High Burden of Non-Clonal Chromosome Aberrations Before Onset of Detectable Neoplasia in Fanconi Anemia Bone Marrow

Fanconi anemia (FA) is an inherited bone marrow failure syndrome characterized by chromosome instability and predisposition to develop myelodysplastic neoplasm (MDS) and acute myeloid leukemia (AML). Clonal chromosome aberrations (CCA) in chro-mosomes 1, 3, and 7 frequently appear in the bone marrow (BM) of patients with FA and associate to MDS/AML progression. Given the underlying DNA repair defect that characterizes FA, non-clonal chromosomal abnormalities (NCCA) are expected to be common events in the FA BM, however little is known about its presence and significance. Here, we transversally examined the BM karyotypes of 43 non-transplanted patients with FA, 41 with non-clinically detectable hematologic neoplasia and two with diagnosed MDS. We searched for the presence of NCCAs, complex karyotypes (CKs) and CCA, and their association with the natural history of the disease, including age, degree of BM failure, and neoplastic transformation.

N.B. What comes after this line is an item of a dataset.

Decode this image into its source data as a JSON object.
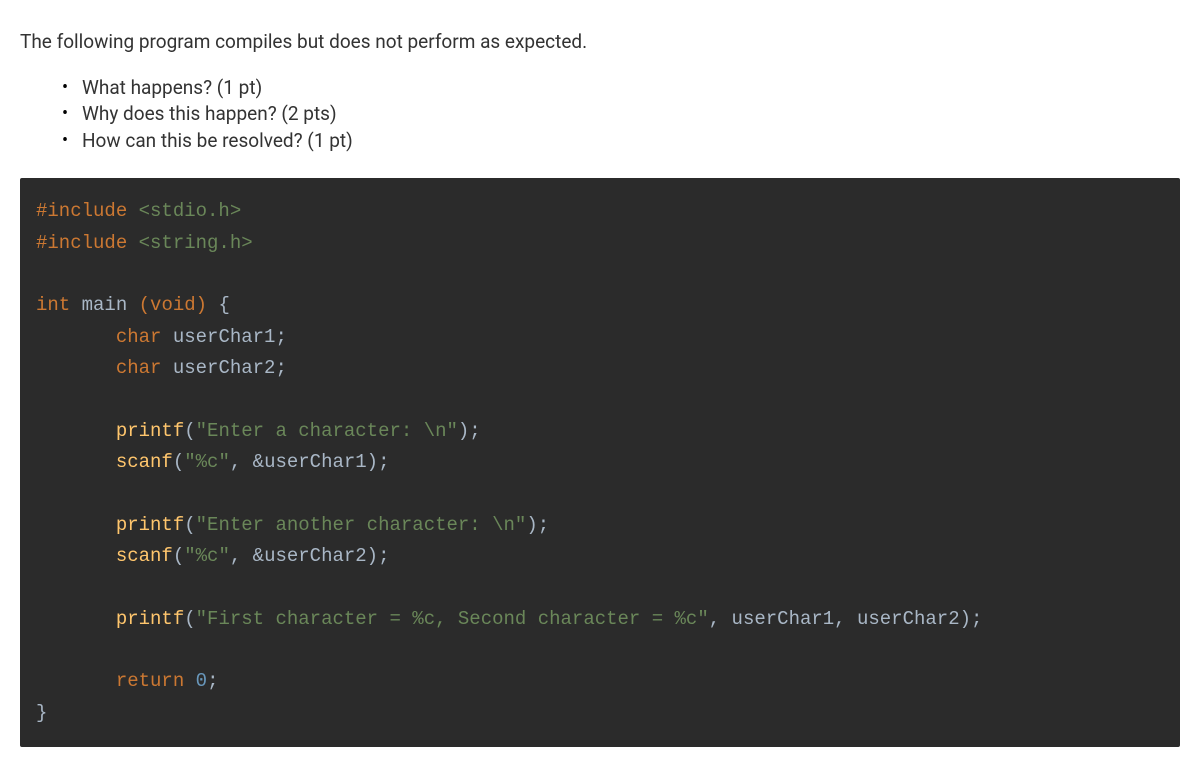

NCCAs were observed in the metaphase spreads of 41/43 FA patients; CKs were observed in 25/43 patients, whereas CCAs were found in 15/43 patients, CCA involving chromosomes 1, 3 and/or 7 in four patients, and other autosomes in the remaining 11 patients. Overall, we observed a baseline large karyotypic heterogeneity in the BM of FA patients, demonstrated by the ubiquitous presence of NCCA; such karyotypic heterogeneity preceding the eventual emergence of CKs and selection of cells carrying fitness-improving CCAs. Finally, CCAs involving chromosomes 1, 3 and 7, well-known drivers of hematological malignancy in FA, become established. Overall, we observed that the frequency of NCCA and CCA increased with age, even though a significant correlation was not found. Preleukemic BM of patients with FA displays a baseline large karyotypic heterogeneity, evidenced by the ubiquitous presence of NCCA; such karyotypic heterogeneity preceding the eventual emergence of CKs and selection of cells carrying fitness-improving CCAs. Finally, CCAs involving chromosomes 1, 3 and 7, well-known drivers of hematological malignancy in FA, become established. These observations fit the model of evolution towards cancer that comprises a first phase of macroevolution represented by NCCA and karyotypic heterogeneity, followed by the establishment of clones with CCA, leading to microevolution and cancer.